The Time Of Our Singing by Richard Powers. It’s the last novel I’m rooted in for any character, and the last one that made me cry.

…I swear that one day I will end:

Middle March by George Elliot. Many people I admire consider this the best novel not written by a Russian male, but I can’t help but believe that this was assigned to me in high school for an exam I nearly failed to pass.

…I first bought:

Tom Jones by Henry Fielding. I hated the first pages of Middlemarch so much that I went to the exam office and demanded the enlightened syllabus. Tom Jones topped the list.

…has the best opening line:

The journalist and murderer of Janet Malcolm. “Any journalist who isn’t too stupid or too full of himself to notice what’s going on knows that what he’s doing is morally indefensible.”

…is currently sitting on my bedside table:

Mordew by Alex Pheby. God is dead, and we literally live on his corpse. The future of fantasy starts here.

…has the best ending:

Sula by Toni Morrison. Morrison’s genius is in writing scenes that fill you with joy and sorrow at the same time, and this will give you a preemptive smile to counteract the tears that will inevitably come.

… my worldview formed:

Also Sula. And it was one line: “Show? To whom?” Sula says this in response to the question of what she had to show for this amazing life she claimed to have. It only took me one sentence to realize that I was the only person in this world to whom I had to answer take off.

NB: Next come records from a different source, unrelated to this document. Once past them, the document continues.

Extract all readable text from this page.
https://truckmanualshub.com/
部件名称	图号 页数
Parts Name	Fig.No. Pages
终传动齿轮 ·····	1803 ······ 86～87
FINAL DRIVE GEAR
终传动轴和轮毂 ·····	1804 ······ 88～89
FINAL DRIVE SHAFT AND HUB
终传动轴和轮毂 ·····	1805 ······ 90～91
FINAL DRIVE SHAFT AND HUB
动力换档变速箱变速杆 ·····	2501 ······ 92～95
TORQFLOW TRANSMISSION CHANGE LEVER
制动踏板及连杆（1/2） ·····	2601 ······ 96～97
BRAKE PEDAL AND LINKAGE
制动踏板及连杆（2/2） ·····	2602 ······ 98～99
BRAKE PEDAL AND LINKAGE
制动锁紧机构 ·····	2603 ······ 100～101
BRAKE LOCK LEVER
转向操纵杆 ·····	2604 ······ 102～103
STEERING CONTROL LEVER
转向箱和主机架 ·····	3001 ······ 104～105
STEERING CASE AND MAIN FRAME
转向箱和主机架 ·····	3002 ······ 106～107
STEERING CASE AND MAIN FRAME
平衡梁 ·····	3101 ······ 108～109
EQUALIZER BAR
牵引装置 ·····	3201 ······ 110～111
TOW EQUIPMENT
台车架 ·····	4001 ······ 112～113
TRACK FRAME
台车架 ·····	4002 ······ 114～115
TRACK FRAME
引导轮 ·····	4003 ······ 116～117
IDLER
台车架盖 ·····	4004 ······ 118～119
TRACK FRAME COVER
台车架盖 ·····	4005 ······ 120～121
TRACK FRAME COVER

… I read in one sitting; it was so good:

Hollywood Wives by Jackie Collins. I finished that book at six in the morning, took my 13-year-old self to the mirror and said, “You’re an adult now.”

…has the best ending:

Mrs. Caliban by Rachel Ingalls. It doesn’t end, but it doesn’t stop, with a gut punch of one last line: “But he never came.”

…has the best title:

Your Mouth Is Beautiful by Nancy Richler. Haven’t gotten around to reading it yet though. Also Even Cowgirls Get The Blues by Tom Robbins, but I haven’t read that one either.

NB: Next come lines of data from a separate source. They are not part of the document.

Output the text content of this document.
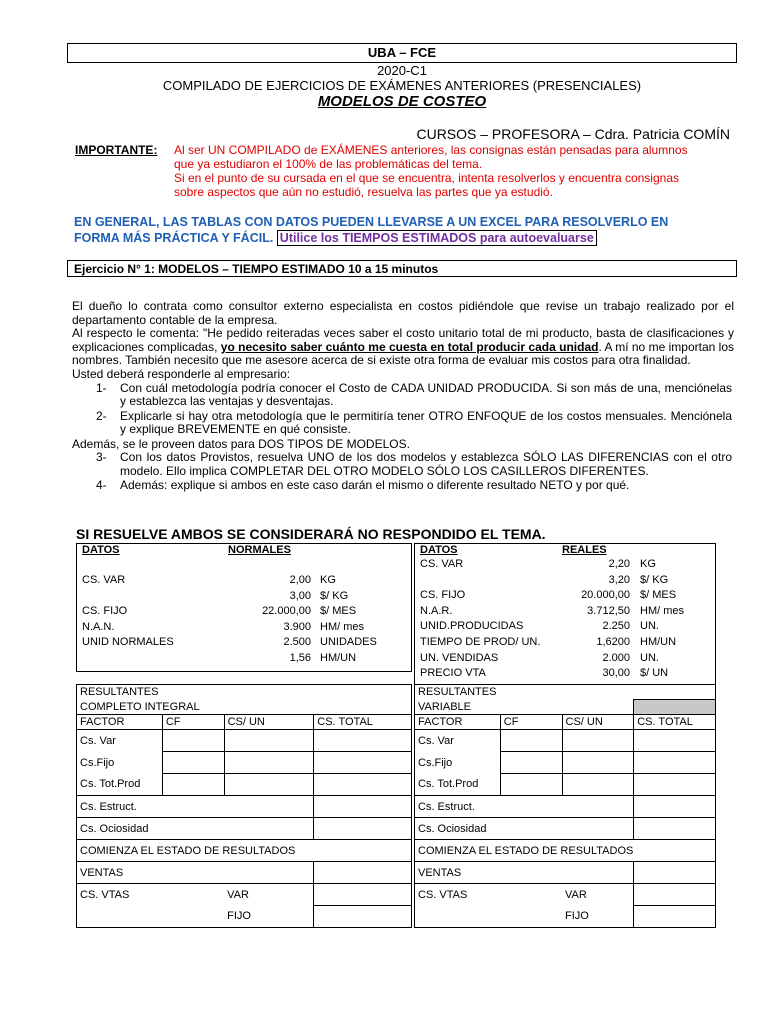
UBA – FCE
2020-C1
COMPILADO DE EJERCICIOS DE EXÁMENES ANTERIORES (PRESENCIALES)
MODELOS DE COSTEO
CURSOS – PROFESORA – Cdra. Patricia COMÍN
IMPORTANTE: Al ser UN COMPILADO de EXÁMENES anteriores, las consignas están pensadas para alumnos
que ya estudiaron el 100% de las problemáticas del tema.
Si en el punto de su cursada en el que se encuentra, intenta resolverlos y encuentra consignas
sobre aspectos que aún no estudió, resuelva las partes que ya estudió.
EN GENERAL, LAS TABLAS CON DATOS PUEDEN LLEVARSE A UN EXCEL PARA RESOLVERLO EN
FORMA MÁS PRÁCTICA Y FÁCIL. Utilice los TIEMPOS ESTIMADOS para autoevaluarse
Ejercicio N° 1: MODELOS – TIEMPO ESTIMADO 10 a 15 minutos
El dueño lo contrata como consultor externo especialista en costos pidiéndole que revise un trabajo realizado por el departamento contable de la empresa.
Al respecto le comenta: "He pedido reiteradas veces saber el costo unitario total de mi producto, basta de clasificaciones y explicaciones complicadas, yo necesito saber cuánto me cuesta en total producir cada unidad. A mí no me importan los nombres. También necesito que me asesore acerca de si existe otra forma de evaluar mis costos para otra finalidad.
Usted deberá responderle al empresario:
1- Con cuál metodología podría conocer el Costo de CADA UNIDAD PRODUCIDA. Si son más de una, menciónelas y establezca las ventajas y desventajas.
2- Explicarle si hay otra metodología que le permitiría tener OTRO ENFOQUE de los costos mensuales. Menciónela y explique BREVEMENTE en qué consiste.
Además, se le proveen datos para DOS TIPOS DE MODELOS.
3- Con los datos Provistos, resuelva UNO de los dos modelos y establezca SÓLO LAS DIFERENCIAS con el otro modelo. Ello implica COMPLETAR DEL OTRO MODELO SÓLO LOS CASILLEROS DIFERENTES.
4- Además: explique si ambos en este caso darán el mismo o diferente resultado NETO y por qué.
SI RESUELVE AMBOS SE CONSIDERARÁ NO RESPONDIDO EL TEMA.
DATOS	NORMALES
CS. VAR	2,00 KG
3,00 $/ KG
CS. FIJO	22.000,00 $/ MES
N.A.N.	3.900 HM/ mes
UNID NORMALES	2.500 UNIDADES
1,56 HM/UN
DATOS	REALES
CS. VAR	2,20 KG
3,20 $/ KG
CS. FIJO	20.000,00 $/ MES
N.A.R.	3.712,50 HM/ mes
UNID.PRODUCIDAS	2.250 UN.
TIEMPO DE PROD/ UN.	1,6200 HM/UN
UN. VENDIDAS	2.000 UN.
PRECIO VTA	30,00 $/ UN
RESULTANTES			
COMPLETO INTEGRAL			
FACTOR	CF	CS/ UN	CS. TOTAL
Cs. Var			
Cs.Fijo			
Cs. Tot.Prod			
Cs. Estruct.			
Cs. Ociosidad			
COMIENZA EL ESTADO DE RESULTADOS			
VENTAS			
CS. VTAS		VAR	
		FIJO	
RESULTANTES			
VARIABLE			
FACTOR	CF	CS/ UN	CS. TOTAL
Cs. Var			
Cs.Fijo			
Cs. Tot.Prod			
Cs. Estruct.			
Cs. Ociosidad			
COMIENZA EL ESTADO DE RESULTADOS			
VENTAS			
CS. VTAS		VAR	
		FIJO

…has a sex scene that makes you blush:

Dennis Cooper’s sluts. It also has a few sex scenes that will make you cringe in horror, or seriously think about the priesthood.

…I could only have discovered at the lamented Gotham Book Mart:

The Obscene Bird of the Night by Jose Doñoso. The kind of book you only own because a bookseller insisted you read it.

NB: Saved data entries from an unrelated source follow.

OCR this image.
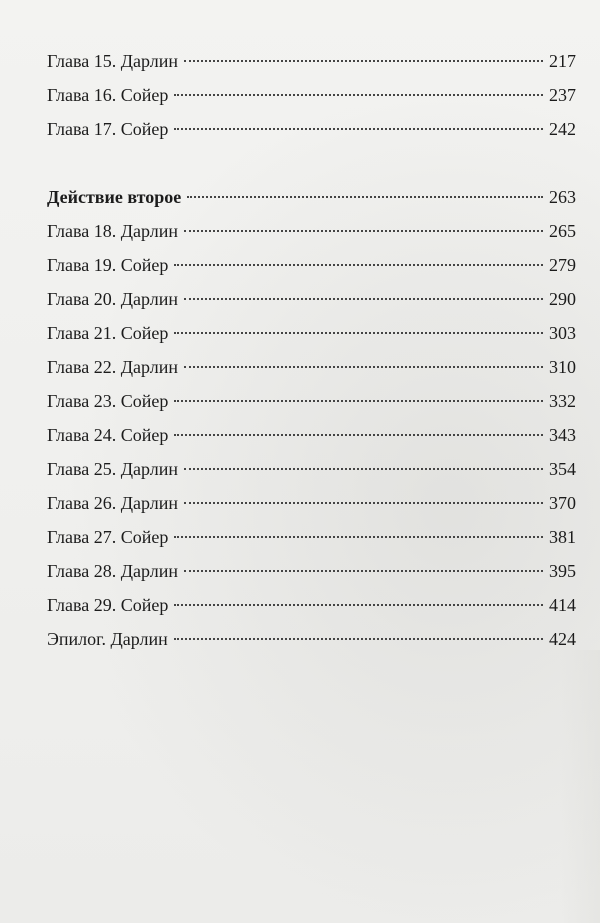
Глава 15. Дарлин	217
Глава 16. Сойер	237
Глава 17. Сойер	242
Действие второе	263
Глава 18. Дарлин	265
Глава 19. Сойер	279
Глава 20. Дарлин	290
Глава 21. Сойер	303
Глава 22. Дарлин	310
Глава 23. Сойер	332
Глава 24. Сойер	343
Глава 25. Дарлин	354
Глава 26. Дарлин	370
Глава 27. Сойер	381
Глава 28. Дарлин	395
Глава 29. Сойер	414
Эпилог. Дарлин	424
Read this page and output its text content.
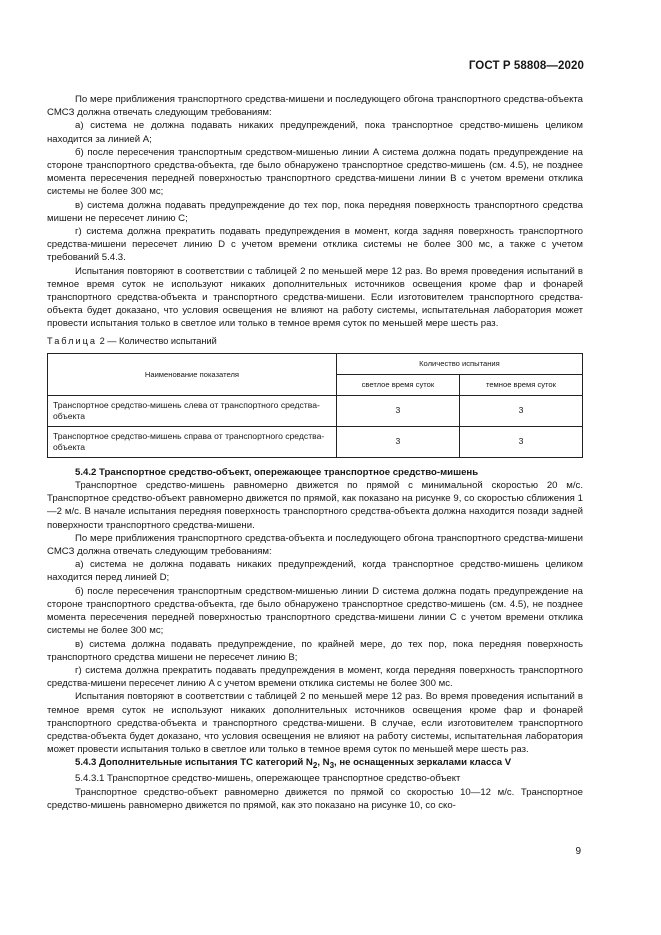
ГОСТ Р 58808—2020

По мере приближения транспортного средства-мишени и последующего обгона транспортного средства-объекта СМСЗ должна отвечать следующим требованиям:

а) система не должна подавать никаких предупреждений, пока транспортное средство-мишень целиком находится за линией A;

б) после пересечения транспортным средством-мишенью линии A система должна подать предупреждение на стороне транспортного средства-объекта, где было обнаружено транспортное средство-мишень (см. 4.5), не позднее момента пересечения передней поверхностью транспортного средства-мишени линии B с учетом времени отклика системы не более 300 мс;

в) система должна подавать предупреждение до тех пор, пока передняя поверхность транспортного средства мишени не пересечет линию C;

г) система должна прекратить подавать предупреждения в момент, когда задняя поверхность транспортного средства-мишени пересечет линию D с учетом времени отклика системы не более 300 мс, а также с учетом требований 5.4.3.

Испытания повторяют в соответствии с таблицей 2 по меньшей мере 12 раз. Во время проведения испытаний в темное время суток не используют никаких дополнительных источников освещения кроме фар и фонарей транспортного средства-объекта и транспортного средства-мишени. Если изготовителем транспортного средства-объекта будет доказано, что условия освещения не влияют на работу системы, испытательная лаборатория может провести испытания только в светлое или только в темное время суток по меньшей мере шесть раз.

Таблица 2 — Количество испытаний
Наименование показателя	Количество испытания	
	светлое время суток	темное время суток
Транспортное средство-мишень слева от транспортного средства-объекта	3	3
Транспортное средство-мишень справа от транспортного средства-объекта	3	3

5.4.2 Транспортное средство-объект, опережающее транспортное средство-мишень

Транспортное средство-мишень равномерно движется по прямой с минимальной скоростью 20 м/с. Транспортное средство-объект равномерно движется по прямой, как показано на рисунке 9, со скоростью сближения 1—2 м/с. В начале испытания передняя поверхность транспортного средства-объекта должна находится позади задней поверхности транспортного средства-мишени.

По мере приближения транспортного средства-объекта и последующего обгона транспортного средства-мишени СМСЗ должна отвечать следующим требованиям:

а) система не должна подавать никаких предупреждений, когда транспортное средство-мишень целиком находится перед линией D;

б) после пересечения транспортным средством-мишенью линии D система должна подать предупреждение на стороне транспортного средства-объекта, где было обнаружено транспортное средство-мишень (см. 4.5), не позднее момента пересечения передней поверхностью транспортного средства-мишени линии C с учетом времени отклика системы не более 300 мс;

в) система должна подавать предупреждение, по крайней мере, до тех пор, пока передняя поверхность транспортного средства мишени не пересечет линию B;

г) система должна прекратить подавать предупреждения в момент, когда передняя поверхность транспортного средства-мишени пересечет линию A с учетом времени отклика системы не более 300 мс.

Испытания повторяют в соответствии с таблицей 2 по меньшей мере 12 раз. Во время проведения испытаний в темное время суток не используют никаких дополнительных источников освещения кроме фар и фонарей транспортного средства-объекта и транспортного средства-мишени. В случае, если изготовителем транспортного средства-объекта будет доказано, что условия освещения не влияют на работу системы, испытательная лаборатория может провести испытания только в светлое или только в темное время суток по меньшей мере шесть раз.

5.4.3 Дополнительные испытания ТС категорий $N_2$, $N_3$, не оснащенных зеркалами класса V

5.4.3.1 Транспортное средство-мишень, опережающее транспортное средство-объект

Транспортное средство-объект равномерно движется по прямой со скоростью 10—12 м/с. Транспортное средство-мишень равномерно движется по прямой, как это показано на рисунке 10, со ско-

9
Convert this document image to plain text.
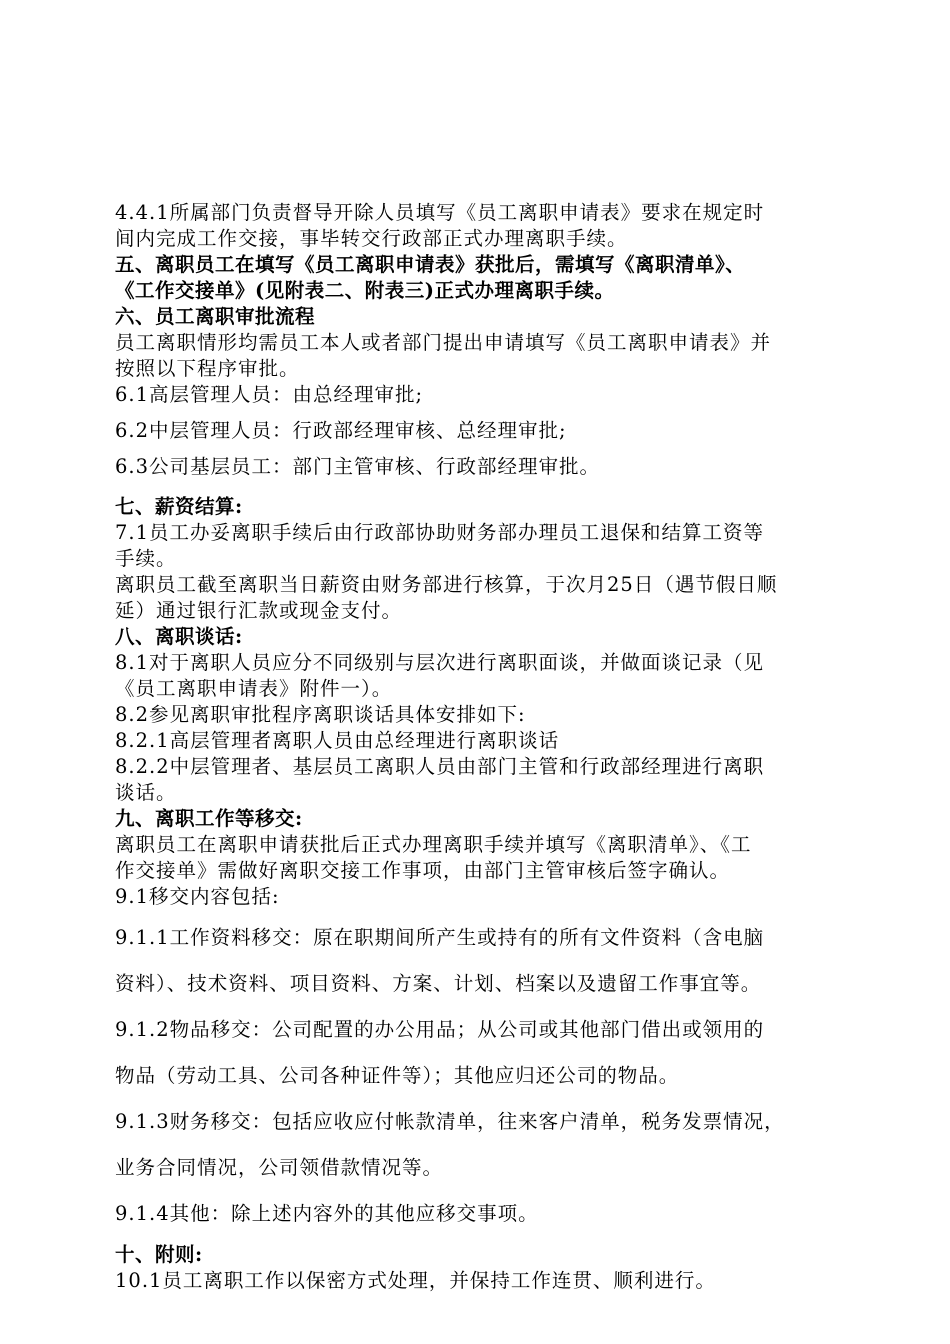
4.4.1所属部门负责督导开除人员填写《员工离职申请表》要求在规定时
间内完成工作交接，事毕转交行政部正式办理离职手续。
五、离职员工在填写《员工离职申请表》获批后，需填写《离职清单》、
《工作交接单》(见附表二、附表三)正式办理离职手续。
六、员工离职审批流程
员工离职情形均需员工本人或者部门提出申请填写《员工离职申请表》并
按照以下程序审批。
6.1高层管理人员：由总经理审批;
6.2中层管理人员：行政部经理审核、总经理审批;
6.3公司基层员工：部门主管审核、行政部经理审批。
七、薪资结算:
7.1员工办妥离职手续后由行政部协助财务部办理员工退保和结算工资等
手续。
离职员工截至离职当日薪资由财务部进行核算，于次月25日（遇节假日顺
延）通过银行汇款或现金支付。
八、离职谈话:
8.1对于离职人员应分不同级别与层次进行离职面谈，并做面谈记录（见
《员工离职申请表》附件一）。
8.2参见离职审批程序离职谈话具体安排如下:
8.2.1高层管理者离职人员由总经理进行离职谈话
8.2.2中层管理者、基层员工离职人员由部门主管和行政部经理进行离职
谈话。
九、离职工作等移交:
离职员工在离职申请获批后正式办理离职手续并填写《离职清单》、《工
作交接单》需做好离职交接工作事项，由部门主管审核后签字确认。
9.1移交内容包括:
9.1.1工作资料移交：原在职期间所产生或持有的所有文件资料（含电脑
资料）、技术资料、项目资料、方案、计划、档案以及遗留工作事宜等。
9.1.2物品移交：公司配置的办公用品；从公司或其他部门借出或领用的
物品（劳动工具、公司各种证件等）；其他应归还公司的物品。
9.1.3财务移交：包括应收应付帐款清单，往来客户清单，税务发票情况，
业务合同情况，公司领借款情况等。
9.1.4其他：除上述内容外的其他应移交事项。
十、附则:
10.1员工离职工作以保密方式处理，并保持工作连贯、顺利进行。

…which contains the recipe of a favorite dish:

The lime and coconut potato au gratin in Yotam Ottolenghi’s Ottolenghi Flavor. The puttanesca is also incredible.

…I’d like to become a Netflix show:

Ross Macdonald’s Lew Archer Series. No other crime writer has delved deeper into our tormented psyche than Macdonald, and each novel is an eight-episode miniseries waiting to happen.

…Surprise me:

The Secret Lives of Church Ladies by Deeshaw Philyaw. Because not only do I know every church lady in that book, but I’ve been to at least three.

…I recently bought:

Everything She Wore by Tiya Miles. A single object passed down through three generations of black women. It’s black history as an act of personal restoration.

Read James’ choice:

Like meat likes salt

The time of our singing

The time of our singing

Richard Powers

Mid March

Mid March

George Eliot


Tom Jones

Tom Jones

Henry Fielding

The Journalist and the Murderer

The Journalist and the Murderer



Alex Pheby



Hollywood women

Hollywood women

Jackie Collins


Mrs Caliban

Mrs Caliban

Rachel Ingalls

your mouth is beautiful

Even cowgirls get the blues

Even cowgirls get the blues

the sluts

the sluts

Dennis Cooper


The obscene bird of the night

The obscene bird of the night

Jose Donoso


Ottolenghi flavor

Ottolenghi flavor

Yotam Ottolenghi

The moving target

The moving target

Ross Macdonald


The secret life of church ladies

The secret life of church ladies

Deeshaw Philyaw

Everything she wore

Riza Cruz Riza Cruz is an editor and writer based in New York.